Can we train our way out of security flaws?

I had a discussion with some people I work with smarter than myself about training developers. The usual training suggests came up, but at the end of the day, and this will no doubt enrage some of you, we can't train developers to write secure code.

It's OK, my twitter handle is @joshbressers, go tell me how dumb I am, I can handle it.

So anyhow, training. It's a great idea in theory. It works in many instances, but security isn't one of them. If you look at where training is really successful it's for things like how to use a new device, or how to work with a bit of software. Those are really single purpose items, that's the trick. If you have a device that really only does one thing, you can train a person how to use it; it has a finite scope.
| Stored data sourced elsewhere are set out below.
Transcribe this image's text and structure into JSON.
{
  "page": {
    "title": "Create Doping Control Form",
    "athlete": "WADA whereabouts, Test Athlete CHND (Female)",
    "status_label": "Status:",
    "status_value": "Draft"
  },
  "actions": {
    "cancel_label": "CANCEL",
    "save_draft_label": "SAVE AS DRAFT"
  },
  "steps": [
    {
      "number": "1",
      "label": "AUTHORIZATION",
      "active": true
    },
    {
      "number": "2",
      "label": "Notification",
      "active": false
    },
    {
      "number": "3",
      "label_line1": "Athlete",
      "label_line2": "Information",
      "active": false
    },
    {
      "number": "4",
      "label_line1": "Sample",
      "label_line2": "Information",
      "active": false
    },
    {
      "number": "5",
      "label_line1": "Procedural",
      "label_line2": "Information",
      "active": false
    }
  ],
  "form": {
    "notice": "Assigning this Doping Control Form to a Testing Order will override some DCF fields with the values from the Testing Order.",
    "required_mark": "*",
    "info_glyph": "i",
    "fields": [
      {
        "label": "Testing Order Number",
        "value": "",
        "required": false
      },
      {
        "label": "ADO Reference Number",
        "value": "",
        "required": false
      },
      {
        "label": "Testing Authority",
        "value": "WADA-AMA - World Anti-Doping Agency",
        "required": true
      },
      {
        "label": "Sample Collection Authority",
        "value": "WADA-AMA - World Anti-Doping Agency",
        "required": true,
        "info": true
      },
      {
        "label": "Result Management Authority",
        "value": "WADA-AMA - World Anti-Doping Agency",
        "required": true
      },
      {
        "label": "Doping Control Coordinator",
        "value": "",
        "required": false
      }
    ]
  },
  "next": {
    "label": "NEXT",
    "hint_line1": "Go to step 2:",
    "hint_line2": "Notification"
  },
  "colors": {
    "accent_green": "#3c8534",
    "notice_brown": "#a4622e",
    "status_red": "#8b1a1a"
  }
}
Writing software has no scope. To quote myself from this discussion:

You have a Turing complete creature, using a Turing complete machine, writing in a Turing complete language, you're going to end up with Turing complete bugs.

The problem with training in this situation is that you can't train for infinite permutations. By its very definition, training can only cover a finite amount of content. Programming by definition requires you to draw on an infinite amount of content. The two are mutually exclusive.

Since you've made it this far, let's come to an understanding. Firstly, training, even how to write software is not a waste of time. Just because you can't train someone to write secure software you can teach them to understand the problem (or a subset of it). The tech industry is notorious for seeing everything as all or none. It's a sliding scale.

So what's the point?

My thoughts on this matter are one of how can we think about the challenges in a different way. Sometimes you have to understand the problem and the tools you have to find better solutions for it. We love to worry about how to teach everyone how to be more secure, when in reality it's all about many layers with small bits of security in each spot.

I hate car analogies, but this time it sort of makes sense.

We don't proclaim the way to stop people getting killed in road accidents is to train them to be better drivers. In fact I've never heard anyone claim this is the solution. We have rules that dictate how to road is to be used (which humans ignore). We have cars with lots of safety features (which humans love to disable). We have humans on the road to ensure the rules are being followed. We have safety built into lots of roads, like guard rails and rumble strips. At the end of the day even with layers of safety built in, there are accidents, lots of accidents, and almost no calls for more training.

You know what's currently the talk about how to make things safer? Self driving cars. It's ironic that software may be the solution to human safety. The point though is that every system reaches a point where the best you can ever do is marginal improvements. Cars are there, software is there. If we want to see substantial change we need new technology that changes everything.

In the meantime, we can continue to add layers of safety for software, this is where most effort seems to be today. We can leverage our existing knowledge and understanding of problems to work on making things marginally better. Some of this could be training, some of this will be technology. What we really need to do is figure out what's next though.

Just as humans are terrible drivers, we are terrible developers. We won't fix auto safety with training any more than we will fix software security with training. Of course there are basic rules everyone needs to understand which is why some training is useful. We're not going see any significant security improvements without some sort of new technology breakthrough. I don't know what that is, nobody does yet. What is self driving software development going to look like?